Brain metabolism perturbation can contribute to traits and diseases. We conducted a genome-wide association study for cerebrospinal fluid (CSF) and brain metabolite levels, identifying 205 independent associations (47.3% new signals, containing 11 new loci) for 139 CSF metabolites, and 32 independent associations (43.8% new signals, containing 4 new loci) for 31 brain metabolites. Of these, 96.9% (CSF) and 71.4% (brain) of the new signals belonged to previously analyzed metabolites in blood or urine. We integrated the metabolite quantitative trait loci (MQTLs) with 23 neurological, psychiatric and common human traits and diseases through colocalization to identify metabolites and biological processes implicated in these phenotypes. Combining CSF and brain, we identified 71 metabolite–trait associations, such as glycerophosphocholines with Alzheimer’s disease, O-sulfo-l-tyrosine with Parkinson’s disease, glycine, xanthine with waist-to-hip ratio and ergothioneine with inflammatory bowel disease. Our study expanded the knowledge of MQTLs in the central nervous system, providing insights into human traits.

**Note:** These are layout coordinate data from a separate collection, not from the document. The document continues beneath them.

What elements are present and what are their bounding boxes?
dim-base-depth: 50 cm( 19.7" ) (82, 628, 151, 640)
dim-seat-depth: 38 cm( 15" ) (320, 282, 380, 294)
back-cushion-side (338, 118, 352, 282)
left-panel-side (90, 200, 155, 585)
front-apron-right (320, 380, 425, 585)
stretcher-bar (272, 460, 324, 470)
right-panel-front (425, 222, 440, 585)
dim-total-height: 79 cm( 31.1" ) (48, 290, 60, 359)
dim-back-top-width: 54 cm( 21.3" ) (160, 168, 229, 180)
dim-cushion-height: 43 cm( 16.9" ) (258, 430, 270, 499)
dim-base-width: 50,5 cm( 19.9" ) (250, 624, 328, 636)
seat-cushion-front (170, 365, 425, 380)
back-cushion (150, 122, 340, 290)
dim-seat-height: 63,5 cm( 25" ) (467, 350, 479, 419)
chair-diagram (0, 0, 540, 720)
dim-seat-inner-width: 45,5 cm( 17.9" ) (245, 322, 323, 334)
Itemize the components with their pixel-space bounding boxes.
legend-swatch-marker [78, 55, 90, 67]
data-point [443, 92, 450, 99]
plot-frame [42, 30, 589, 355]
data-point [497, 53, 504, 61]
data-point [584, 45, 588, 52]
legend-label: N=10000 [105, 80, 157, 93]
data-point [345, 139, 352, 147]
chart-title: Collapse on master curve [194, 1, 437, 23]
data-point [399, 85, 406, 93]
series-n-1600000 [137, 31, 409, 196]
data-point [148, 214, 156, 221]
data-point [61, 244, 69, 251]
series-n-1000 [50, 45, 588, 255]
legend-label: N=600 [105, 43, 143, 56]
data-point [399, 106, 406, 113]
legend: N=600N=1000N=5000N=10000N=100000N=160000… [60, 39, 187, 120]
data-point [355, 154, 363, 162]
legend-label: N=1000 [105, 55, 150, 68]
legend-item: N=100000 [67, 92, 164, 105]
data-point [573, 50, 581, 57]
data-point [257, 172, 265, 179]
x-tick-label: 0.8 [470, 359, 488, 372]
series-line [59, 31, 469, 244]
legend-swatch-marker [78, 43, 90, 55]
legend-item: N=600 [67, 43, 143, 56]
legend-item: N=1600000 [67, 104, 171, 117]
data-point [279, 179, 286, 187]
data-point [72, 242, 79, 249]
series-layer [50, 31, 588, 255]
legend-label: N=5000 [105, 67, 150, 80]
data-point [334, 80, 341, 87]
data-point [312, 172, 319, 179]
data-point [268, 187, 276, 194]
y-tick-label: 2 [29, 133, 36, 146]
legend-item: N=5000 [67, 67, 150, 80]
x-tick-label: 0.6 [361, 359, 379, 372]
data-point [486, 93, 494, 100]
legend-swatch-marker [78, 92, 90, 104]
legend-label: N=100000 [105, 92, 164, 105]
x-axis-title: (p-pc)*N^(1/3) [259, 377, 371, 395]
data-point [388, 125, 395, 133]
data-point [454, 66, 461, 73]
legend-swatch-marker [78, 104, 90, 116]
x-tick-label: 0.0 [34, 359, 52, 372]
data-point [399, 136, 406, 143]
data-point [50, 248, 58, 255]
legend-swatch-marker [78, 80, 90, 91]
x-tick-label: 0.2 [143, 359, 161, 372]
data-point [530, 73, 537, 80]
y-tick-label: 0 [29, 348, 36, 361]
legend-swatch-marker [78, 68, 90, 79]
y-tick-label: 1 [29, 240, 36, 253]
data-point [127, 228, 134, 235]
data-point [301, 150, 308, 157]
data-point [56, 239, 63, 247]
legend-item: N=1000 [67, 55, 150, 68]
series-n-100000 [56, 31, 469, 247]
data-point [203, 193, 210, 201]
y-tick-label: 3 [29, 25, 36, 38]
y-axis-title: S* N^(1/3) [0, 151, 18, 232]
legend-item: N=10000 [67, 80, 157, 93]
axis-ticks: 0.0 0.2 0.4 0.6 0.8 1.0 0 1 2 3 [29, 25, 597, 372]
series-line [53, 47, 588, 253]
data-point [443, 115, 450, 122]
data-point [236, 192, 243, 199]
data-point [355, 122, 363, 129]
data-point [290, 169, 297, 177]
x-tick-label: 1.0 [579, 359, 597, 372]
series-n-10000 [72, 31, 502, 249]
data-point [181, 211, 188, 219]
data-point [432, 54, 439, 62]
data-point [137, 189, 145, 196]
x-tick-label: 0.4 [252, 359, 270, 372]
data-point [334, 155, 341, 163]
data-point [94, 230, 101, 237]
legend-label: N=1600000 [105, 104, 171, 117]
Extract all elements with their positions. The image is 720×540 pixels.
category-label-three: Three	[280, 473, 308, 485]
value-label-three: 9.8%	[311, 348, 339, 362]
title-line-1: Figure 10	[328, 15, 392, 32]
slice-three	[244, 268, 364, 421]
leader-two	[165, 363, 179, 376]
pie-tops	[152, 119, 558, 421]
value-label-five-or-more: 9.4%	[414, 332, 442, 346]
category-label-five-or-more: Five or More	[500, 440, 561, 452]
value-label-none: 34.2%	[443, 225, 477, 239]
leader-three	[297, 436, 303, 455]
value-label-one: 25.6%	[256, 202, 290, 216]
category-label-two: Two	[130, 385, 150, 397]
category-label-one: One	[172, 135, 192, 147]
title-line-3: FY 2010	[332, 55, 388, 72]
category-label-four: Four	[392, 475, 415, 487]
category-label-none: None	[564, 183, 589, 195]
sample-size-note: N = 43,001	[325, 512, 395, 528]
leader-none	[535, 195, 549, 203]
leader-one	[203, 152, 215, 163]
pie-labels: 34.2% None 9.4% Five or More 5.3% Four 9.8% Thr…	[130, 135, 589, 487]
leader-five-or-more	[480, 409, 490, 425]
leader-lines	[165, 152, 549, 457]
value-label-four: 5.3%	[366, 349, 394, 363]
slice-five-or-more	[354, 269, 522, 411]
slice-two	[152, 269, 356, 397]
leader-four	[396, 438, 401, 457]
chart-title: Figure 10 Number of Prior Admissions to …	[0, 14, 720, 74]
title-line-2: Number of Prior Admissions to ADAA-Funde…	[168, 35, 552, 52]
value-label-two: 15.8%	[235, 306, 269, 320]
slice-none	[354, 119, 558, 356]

大脑新陈代谢紊乱会导致性状和疾病。我们对脑脊液 （CSF） 和脑代谢物水平进行了全基因组关联研究，确定了 139 种脑脊液代谢物的 205 个独立关联 （47.3% 新信号，包含 11 个新基因座），以及 31 种脑代谢物的 32 个独立关联 （43.8% 新信号，包含 4 个新基因座）。其中，96.9% （CSF） 和 71.4% （大脑） 的新信号属于先前分析的血液或尿液中的代谢物。我们通过共定位将代谢物数量性状位点 （MQTLs） 与 23 种神经、精神病学和常见人类性状和疾病整合在一起，以鉴定与这些表型相关的代谢物和生物过程。结合脑脊液和大脑，我们确定了 71 个代谢物-性状关联，例如甘油磷酸胆碱与阿尔茨海默病、O-sulfo-l-酪氨酸与帕金森病、甘氨酸、黄嘌呤与腰臀比和麦角硫因与炎症性肠病。我们的研究扩展了中枢神经系统中 MQTL 的知识，提供了对人类特征的见解。